Je continuai de lui tourner le dos.
— Vous avez raison, je ne comprends pas.
Il y eut un silence. Je l'entendis inspirer comme s'il était sur le point d'entamer une phrase, mais je lui grillai la politesse.
— Vous devriez vous dépêcher, il ne vous reste que quarante-sept minutes.
Je regagnai le lycée d'un pas furibond mais c'était pour la forme. En vérité, j'attendis à peine cinq minutes qu'il quitte le parking pour retourner à mon propre véhicule et rentrer à la maison. Ce jour-là, je séchai tous les cours de l'après-midi. Je prétextai être indisposée lorsque, sans surprise, Cassie vint aux nouvelles.
13h02 Je me disais bien que t'étais bizarre tout à l'heure.
13h03 Plus que d'habitude je veux dire.
J'eus envie d'enfouir mon visage dans mon oreiller et de hurler. Si Cassie choisissais de s'y mettre aujourd'hui, je risquais de péter les plombs pour de bon.
Pour me calmer, j'inspirai un grand coup et allai dans la cuisine. Sans remords, je me remplis un énorme saladier de chips. J'avais remarqué que je réfléchissais mieux avec des chips. Avec du gras, en général. Je ne sais pas si ça avait un réel effet bénéfique sur mes neurones, en tout cas je déprimais beaucoup moins.
J'attrapai une canette de soda dans le frigo, et retournai me vautrer dans mon lit, mon saladier sous le bras. Je m'allongeai et le posai sur mon ventre, la position idéale.
J'observai le plafond et repris mes ruminations.
Avec ses conneries, Petterson avait réussi à foutre en l'air mon plan. Je piochai une grosse poignée de chips que j'enfournai dans ma bouche. Et le pire c'est que je n'en avais pas de rechange. Retour à la case départ. S'il me gardait à distance je n'apprendrais jamais rien à son sujet. Nouvelle poignée de chips. Et je ne parviendrais pas à comprendre l'intérêt morbide que Clarke lui portait.
J'en venais à penser que je n'avais plus tellement le choix. J'allais devoir sonder Petterson. L'idée me déplaisait toujours autant, mais j'étais à court d'option. J'avalai une gorgée de soda en renversant quelques gouttes sur l'oreiller. Avec un peu de chance, j'y verrais plus clair après. Et si ça n'était pas le cas, je n'aurais qu'à faucher son âme et classer le dossier. Après tout, il l'aurait bien mérité. En plus d'anéantir mon plan, il m'avait repoussé comme une galleuse. Qu'est-ce qui clochait chez lui ? À ma connaissance, je n'avais rien fait qui puisse justifier qu'il me traite de la sorte.

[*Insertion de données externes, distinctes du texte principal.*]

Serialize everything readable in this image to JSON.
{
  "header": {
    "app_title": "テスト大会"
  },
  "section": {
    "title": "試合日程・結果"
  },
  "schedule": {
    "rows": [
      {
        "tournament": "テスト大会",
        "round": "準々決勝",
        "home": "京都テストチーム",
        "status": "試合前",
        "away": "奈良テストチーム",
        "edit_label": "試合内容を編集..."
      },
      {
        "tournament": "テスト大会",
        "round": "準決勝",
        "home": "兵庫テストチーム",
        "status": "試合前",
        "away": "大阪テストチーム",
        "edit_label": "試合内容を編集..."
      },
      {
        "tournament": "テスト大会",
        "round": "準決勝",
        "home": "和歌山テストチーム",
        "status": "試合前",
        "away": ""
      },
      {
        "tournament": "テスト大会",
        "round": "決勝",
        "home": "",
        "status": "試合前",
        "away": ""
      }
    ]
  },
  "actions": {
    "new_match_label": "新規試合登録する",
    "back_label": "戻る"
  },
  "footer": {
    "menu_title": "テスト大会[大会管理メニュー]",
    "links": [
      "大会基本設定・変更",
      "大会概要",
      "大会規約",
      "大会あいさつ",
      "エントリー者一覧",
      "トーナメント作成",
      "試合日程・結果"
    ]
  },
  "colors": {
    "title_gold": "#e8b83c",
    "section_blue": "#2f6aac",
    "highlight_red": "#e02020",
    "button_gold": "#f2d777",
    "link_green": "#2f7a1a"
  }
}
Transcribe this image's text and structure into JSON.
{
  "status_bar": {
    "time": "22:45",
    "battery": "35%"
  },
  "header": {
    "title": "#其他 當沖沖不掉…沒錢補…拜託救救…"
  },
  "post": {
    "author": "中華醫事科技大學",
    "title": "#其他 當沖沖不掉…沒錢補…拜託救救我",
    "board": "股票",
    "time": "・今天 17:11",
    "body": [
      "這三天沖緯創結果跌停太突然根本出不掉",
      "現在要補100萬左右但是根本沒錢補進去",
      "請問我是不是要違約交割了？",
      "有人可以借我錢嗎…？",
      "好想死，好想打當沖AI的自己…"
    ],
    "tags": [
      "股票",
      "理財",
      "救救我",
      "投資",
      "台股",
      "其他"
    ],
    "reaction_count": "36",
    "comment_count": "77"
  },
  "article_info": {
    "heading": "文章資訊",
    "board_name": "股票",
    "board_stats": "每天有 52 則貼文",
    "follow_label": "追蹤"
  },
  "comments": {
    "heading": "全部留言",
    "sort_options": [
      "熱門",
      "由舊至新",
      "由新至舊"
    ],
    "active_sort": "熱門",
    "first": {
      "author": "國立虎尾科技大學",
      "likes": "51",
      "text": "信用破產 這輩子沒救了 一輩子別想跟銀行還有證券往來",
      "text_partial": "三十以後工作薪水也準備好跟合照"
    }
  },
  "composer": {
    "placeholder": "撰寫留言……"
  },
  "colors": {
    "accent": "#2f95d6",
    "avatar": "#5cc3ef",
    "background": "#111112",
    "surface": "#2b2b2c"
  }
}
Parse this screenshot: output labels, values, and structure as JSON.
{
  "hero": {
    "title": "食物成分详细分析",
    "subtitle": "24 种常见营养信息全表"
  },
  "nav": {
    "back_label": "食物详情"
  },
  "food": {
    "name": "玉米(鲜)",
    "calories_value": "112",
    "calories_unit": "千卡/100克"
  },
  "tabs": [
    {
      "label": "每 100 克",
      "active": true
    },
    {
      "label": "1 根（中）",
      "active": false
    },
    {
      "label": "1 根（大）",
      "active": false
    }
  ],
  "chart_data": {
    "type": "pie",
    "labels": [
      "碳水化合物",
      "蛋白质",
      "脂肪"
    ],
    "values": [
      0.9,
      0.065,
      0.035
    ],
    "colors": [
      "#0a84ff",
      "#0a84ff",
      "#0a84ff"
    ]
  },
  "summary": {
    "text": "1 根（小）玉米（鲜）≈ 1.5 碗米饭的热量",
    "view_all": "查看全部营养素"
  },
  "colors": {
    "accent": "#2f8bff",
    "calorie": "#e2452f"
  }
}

Repenser à l'affront cuisant qu'il venait de m'infliger renforça la colère que je ressentais, et aussi, un autre sentiment sur lequel je n'arrivais pas à mettre un nom. Ce que je savais avec certitude c'est que c'était inconfortable, douloureux.
Je dus faire plusieurs aller-retours à la cuisine et vider trois paquets de chips pour me sentir mieux.
À la fin, je m'endormis au milieu d'une montagne de miettes qui me rentrèrent dans tous les orifices au cours de la nuit.